Nakuru persons of disabilities push for own media programmes

A person with disability in the streets of Nakuru. Persons with disability in the county want media houses to develop programmes that target them directly.

A person with disability in the streets of Nakuru. Persons with disability in the county want media houses to develop programmes that target them directly.

In a recent Development Through Media public forum in Nakuru, it came out that people living with disabilities in the area are not considered when media organisations produce programmes for the public. The deliberations touched on the marginalised people and the media content that the media houses are providing.
 

These are part of the issues that the persons with disabilities in Nakuru want addressed – equity as well as access to the media and direct relevancy of the media programmes and content to them.
 

“We want media houses to run programmes on discrimination against persons with disabilities. We want programmes on property rights,”Wangui Ndegwa a 60-year-old mother of three who is blind told DTM.
 

“We want programmes linking devolution to disability,” added 36-year-old Stephen Ogutu who walks on crutches.
 

In the forum organised by DTM to discuss gender mainstreaming in governance, dubbed radio baraza also discussed gender representation in the media.
 

The persons with disabilities raised the concerns that media houses were not doing enough to highlight issues affecting them.
 

“We want programmes on gender and disability mainstreaming and the challenges that persons with disability face,” said Mr Ogutu who is commonly referred to as Obama.
 

“We want to know how many media houses have employed persons with disability,” he added.
 

Article 54 of the Constitution states that “a person with disability is entitled to to reasonable access to all places, public transport and information; to use sign language, braille or other appropriate means of communication; and to access materials and devices to overcome constraints arising from the person’s disability”.
 

The law is also clear on access to opportunities including job opportunities to persons with disabilities.
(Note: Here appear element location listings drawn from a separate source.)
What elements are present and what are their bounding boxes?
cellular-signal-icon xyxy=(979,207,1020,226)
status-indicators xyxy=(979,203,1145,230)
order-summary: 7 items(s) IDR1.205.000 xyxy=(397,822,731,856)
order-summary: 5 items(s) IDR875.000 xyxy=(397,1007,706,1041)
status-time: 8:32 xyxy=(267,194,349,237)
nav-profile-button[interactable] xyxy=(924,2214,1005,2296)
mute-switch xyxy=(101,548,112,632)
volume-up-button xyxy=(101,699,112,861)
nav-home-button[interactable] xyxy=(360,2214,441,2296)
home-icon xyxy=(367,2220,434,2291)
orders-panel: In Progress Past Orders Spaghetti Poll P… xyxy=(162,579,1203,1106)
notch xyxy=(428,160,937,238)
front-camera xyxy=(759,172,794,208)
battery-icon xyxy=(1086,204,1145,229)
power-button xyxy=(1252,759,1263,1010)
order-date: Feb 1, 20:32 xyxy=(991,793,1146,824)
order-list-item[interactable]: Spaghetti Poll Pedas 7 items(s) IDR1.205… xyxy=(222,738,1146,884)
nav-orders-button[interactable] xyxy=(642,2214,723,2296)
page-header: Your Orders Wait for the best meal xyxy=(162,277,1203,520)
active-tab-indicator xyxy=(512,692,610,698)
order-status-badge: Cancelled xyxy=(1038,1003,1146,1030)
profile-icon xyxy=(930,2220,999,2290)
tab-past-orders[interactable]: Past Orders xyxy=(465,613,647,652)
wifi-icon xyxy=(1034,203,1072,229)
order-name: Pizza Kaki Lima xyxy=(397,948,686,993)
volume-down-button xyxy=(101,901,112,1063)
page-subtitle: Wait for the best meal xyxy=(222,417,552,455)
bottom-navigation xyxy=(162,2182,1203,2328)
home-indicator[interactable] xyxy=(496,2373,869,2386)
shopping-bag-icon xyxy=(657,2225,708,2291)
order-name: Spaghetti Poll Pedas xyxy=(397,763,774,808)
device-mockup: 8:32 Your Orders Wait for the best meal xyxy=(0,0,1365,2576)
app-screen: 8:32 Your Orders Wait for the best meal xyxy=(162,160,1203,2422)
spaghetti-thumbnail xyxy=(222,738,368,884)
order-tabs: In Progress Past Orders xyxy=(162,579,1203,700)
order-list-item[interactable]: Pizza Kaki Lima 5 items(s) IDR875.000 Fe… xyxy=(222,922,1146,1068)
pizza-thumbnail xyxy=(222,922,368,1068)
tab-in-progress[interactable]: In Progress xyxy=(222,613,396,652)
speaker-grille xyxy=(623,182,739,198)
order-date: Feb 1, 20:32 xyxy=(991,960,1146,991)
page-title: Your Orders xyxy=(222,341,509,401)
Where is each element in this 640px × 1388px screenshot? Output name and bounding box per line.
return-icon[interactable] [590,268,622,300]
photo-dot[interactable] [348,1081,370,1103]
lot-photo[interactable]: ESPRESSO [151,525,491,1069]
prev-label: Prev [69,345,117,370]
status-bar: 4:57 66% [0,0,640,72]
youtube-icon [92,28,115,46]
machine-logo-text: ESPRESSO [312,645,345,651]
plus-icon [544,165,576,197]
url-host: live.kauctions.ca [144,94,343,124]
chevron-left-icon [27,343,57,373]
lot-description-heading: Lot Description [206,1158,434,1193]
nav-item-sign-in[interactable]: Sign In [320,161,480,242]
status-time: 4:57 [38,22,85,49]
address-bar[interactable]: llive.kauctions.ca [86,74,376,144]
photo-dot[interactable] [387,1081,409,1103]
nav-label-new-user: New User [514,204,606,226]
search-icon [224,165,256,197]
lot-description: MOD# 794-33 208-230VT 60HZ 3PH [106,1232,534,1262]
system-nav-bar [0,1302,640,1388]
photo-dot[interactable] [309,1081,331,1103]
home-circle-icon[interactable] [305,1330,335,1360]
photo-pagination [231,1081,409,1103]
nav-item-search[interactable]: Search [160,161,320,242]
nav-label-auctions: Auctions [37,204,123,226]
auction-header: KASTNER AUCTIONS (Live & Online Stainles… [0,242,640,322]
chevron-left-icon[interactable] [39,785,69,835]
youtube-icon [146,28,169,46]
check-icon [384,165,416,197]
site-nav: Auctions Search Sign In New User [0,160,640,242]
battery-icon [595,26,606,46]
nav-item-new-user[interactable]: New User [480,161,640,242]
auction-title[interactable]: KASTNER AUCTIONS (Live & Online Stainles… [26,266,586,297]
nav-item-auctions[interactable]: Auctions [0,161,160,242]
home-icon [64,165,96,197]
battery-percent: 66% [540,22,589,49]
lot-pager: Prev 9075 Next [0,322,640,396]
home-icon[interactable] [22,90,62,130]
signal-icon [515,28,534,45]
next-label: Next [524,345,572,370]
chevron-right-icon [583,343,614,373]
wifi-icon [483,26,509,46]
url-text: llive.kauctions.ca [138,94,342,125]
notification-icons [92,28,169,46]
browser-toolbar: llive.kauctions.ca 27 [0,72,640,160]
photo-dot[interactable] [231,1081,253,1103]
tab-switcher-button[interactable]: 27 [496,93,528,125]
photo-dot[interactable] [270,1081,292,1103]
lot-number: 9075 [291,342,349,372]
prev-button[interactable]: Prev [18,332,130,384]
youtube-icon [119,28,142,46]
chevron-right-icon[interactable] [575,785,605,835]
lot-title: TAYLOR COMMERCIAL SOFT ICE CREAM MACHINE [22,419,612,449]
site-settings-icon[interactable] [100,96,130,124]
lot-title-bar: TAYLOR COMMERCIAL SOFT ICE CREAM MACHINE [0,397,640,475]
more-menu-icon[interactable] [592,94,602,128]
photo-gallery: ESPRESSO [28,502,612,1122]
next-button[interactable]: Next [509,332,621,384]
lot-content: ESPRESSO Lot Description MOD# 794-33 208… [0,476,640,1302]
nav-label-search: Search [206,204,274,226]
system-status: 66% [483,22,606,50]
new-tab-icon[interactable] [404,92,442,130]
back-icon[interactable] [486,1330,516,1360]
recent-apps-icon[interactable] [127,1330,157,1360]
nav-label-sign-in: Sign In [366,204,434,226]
While it advocates an affirmative action towards their representation in all institutions of governance including county assemblies and the National Assembly it promotes for their special consideration in the issuance of government contacts and tenders.
 

“The State shall ensure the progressive implementation of the principle that at least five per cent of the members of the public in elective and appointive bodies are persons with disabilities,” states Article 54 further states.
 

These according to Mr Ogutu are partly the issues that should form the content of the media programmes on persons with disabilities.
 

“The programmes should be about the opportunities that we have in the Constitution like on nominations,” he said “Are the media houses disability friendly?”
 

Adding on the content Wangui said the media programmes should also be on “how people with disability are treated by the society.”
 

“Sometimes we are unable to express ourselves and we are left aside even in our homes.”
 

Although there have been major campaigns on mainstreaming disability, most institutions have not done much in creating the right environment for persons with disability. For instance most buildings including hotels are still not accessible to them.
 

Peter Oluoch, 40, who uses a wheelchair, says it is even important for the media to highlight conditions of the houses they live in.
 

“The places we live in were built a long time ago and are not disability friendly,” said the father of three who resides in Paul Machanga Estate.
 

“They should identify issues of disability and push for us (sic) so that we even pay disability friendly rent,” he added.
 

The media has a responsibility in shaping the right agenda on issues to do with the rights of persons living with disability. But whether that will be achieved is another story altogether.
 

“Today persons with disabilities are learned just like other people. We need structures that are disability friendly,” concludes Wangui Ndegwa.